More Experiences of Vibe Coding
One of the outstanding questions from my previous post was whether code quality mattered to AI. I am now more convinced that it does. What I have observed in extended use is this: unless guided carefully, Claude produces more code than necessary, with weaker abstractions and noticeable duplication. As the codebase grows, the problem compounds. A bug fixed in one place introduces a bug somewhere else. Fix that, and you either recreate the original defect or produce a new one. It becomes a kind of Dr. Strange vs Dormammu time loop, where you are trapped in an endless cycle of regression; or, alternatively, a maddening game of whack-a-mole.
The pattern is not surprising. Claude is highly influenced by the existing codebase. If the surface area is large, inconsistent, or structurally weak, the model will amplify those characteristics. Conversely, if the surface area is small, cohesive and internally consistent, the model’s output improves markedly.
For clean code, three principles dominate.
Strong Domain Models
The core concepts of the system should be explicit, named, and represented directly in code. Behaviour should live with the concepts it belongs to. When the model is coherent, both humans and AI can extend it predictably. When the domain is implicit or smeared across utilities and controllers, every change becomes guesswork.
Encapsulation
Keep data and behaviour together and expose only meaningful operations that reflect the language of the domain. Do not provide mutators (setters) and avoid casual accessors (getters); every accessor that leaks state invites distributed behaviour, breaking the domain model. AI systems are particularly sensitive to porous boundaries, because they will happily reimplement logic.
Minimal Conditional Logic
All but the briefest branching structures are a code smell. They signal decisions being made too late, missing domain concepts, missing polymorphism, or collapsed responsibilities. Nested conditionals increase cognitive load and expand the probability space the model must reason over. Move decisions back to the caller, which already knows the intent, or replace conditionals with richer, polymorphic domain types. This reduces complexity at the point of execution and keeps behaviour aligned with explicit intent rather than inferred state.
When Claude got everything right
That said, it would be misleading to suggest the experience is uniformly negative. Recently I built a small utility application for testing single sign on in a single prompt, and Claude produced exactly what I wanted. The prompt was:
Create a very simple web application for testing authentication with azure.
It should let me sign in, and when I click a button, makes a request to a
backend service using the bearer token. The backend service is
../azure-ad-jwt-debugger. Use the msal library as appropriate.
And Claude delivered precisely that. Below is the generated interface…
It signs in with MSAL, retrieves the token, and calls the backend with the bearer token exactly as requested. Interestingly, it did not just implement the minimum described in the prompt. It also added:
- A sign out button
- A structured JSON response display panel
Neither of these were explicitly requested.
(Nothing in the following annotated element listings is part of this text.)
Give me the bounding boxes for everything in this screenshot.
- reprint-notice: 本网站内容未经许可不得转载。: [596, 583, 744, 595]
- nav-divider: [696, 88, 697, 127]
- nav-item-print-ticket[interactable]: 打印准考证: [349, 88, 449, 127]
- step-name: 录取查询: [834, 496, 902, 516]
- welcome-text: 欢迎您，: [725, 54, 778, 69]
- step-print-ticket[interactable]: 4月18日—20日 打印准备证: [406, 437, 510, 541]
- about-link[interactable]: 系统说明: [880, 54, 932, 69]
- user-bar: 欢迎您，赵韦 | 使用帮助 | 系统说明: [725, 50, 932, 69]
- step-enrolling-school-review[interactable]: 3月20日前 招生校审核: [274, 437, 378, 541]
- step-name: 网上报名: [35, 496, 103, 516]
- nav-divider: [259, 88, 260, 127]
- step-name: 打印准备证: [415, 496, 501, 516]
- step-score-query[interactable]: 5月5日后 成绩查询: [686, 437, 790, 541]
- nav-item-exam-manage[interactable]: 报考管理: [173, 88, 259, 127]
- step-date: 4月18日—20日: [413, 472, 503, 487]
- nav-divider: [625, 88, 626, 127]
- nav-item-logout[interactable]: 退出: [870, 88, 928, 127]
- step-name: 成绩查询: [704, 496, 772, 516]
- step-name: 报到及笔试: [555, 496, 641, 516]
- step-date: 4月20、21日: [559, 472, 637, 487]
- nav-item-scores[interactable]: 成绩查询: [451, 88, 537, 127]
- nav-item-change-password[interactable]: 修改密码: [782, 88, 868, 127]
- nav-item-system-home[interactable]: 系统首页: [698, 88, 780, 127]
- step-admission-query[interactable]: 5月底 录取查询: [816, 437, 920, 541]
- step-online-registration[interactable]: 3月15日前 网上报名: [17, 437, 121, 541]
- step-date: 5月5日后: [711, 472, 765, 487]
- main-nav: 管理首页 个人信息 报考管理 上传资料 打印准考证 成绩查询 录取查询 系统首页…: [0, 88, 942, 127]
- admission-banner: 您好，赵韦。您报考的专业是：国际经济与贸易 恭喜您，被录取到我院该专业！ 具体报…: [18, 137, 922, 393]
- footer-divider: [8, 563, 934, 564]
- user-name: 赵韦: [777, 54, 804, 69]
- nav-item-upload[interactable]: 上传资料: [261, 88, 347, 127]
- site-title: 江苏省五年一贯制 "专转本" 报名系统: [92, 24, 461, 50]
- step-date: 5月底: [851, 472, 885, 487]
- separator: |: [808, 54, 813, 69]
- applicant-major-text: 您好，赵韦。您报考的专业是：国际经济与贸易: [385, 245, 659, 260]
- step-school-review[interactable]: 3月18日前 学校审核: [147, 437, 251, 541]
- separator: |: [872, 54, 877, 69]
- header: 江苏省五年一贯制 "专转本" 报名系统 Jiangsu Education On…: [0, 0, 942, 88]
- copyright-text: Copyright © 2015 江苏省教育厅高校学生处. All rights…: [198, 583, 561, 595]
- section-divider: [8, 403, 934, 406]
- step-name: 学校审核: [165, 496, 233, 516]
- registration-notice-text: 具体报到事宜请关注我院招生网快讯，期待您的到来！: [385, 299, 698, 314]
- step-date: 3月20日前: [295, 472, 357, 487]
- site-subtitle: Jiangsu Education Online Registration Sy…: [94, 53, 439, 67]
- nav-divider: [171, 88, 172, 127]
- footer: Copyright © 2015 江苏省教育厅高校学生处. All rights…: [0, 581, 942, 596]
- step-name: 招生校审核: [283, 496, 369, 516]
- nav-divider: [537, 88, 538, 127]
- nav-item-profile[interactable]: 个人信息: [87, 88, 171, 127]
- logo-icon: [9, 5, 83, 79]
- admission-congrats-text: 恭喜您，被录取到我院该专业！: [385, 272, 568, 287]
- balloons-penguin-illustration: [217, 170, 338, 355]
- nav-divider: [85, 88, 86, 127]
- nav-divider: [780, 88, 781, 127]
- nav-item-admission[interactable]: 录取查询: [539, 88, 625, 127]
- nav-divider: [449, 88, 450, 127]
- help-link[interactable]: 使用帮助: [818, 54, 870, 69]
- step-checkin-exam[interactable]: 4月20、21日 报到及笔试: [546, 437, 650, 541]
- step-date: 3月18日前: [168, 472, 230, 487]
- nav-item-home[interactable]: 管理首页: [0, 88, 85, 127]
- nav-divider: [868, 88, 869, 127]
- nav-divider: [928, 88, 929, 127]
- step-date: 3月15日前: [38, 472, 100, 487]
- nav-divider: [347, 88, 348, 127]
Both were appropriate. Sign out is operationally useful when testing authentication flows.
You can view the source code here. I have not reviewed it, since in this case, I do not envisage needing to modify it.
In conclusion, when the intent is crisp and the domain small, vibe coding may work extremely well. When the system grows and architectural trade-offs become material, discipline becomes essential. That is not an argument against generative AI. It is an argument for treating it as a powerful amplifier. Code quality matters more, not less, in the age of generative AI. Until models evolve in ways that reason more structurally about long-term design consequences, sustainable AI-assisted development depends on disciplined architecture. If the underlying design is coherent, it accelerates you. If it is messy, it accelerates the mess.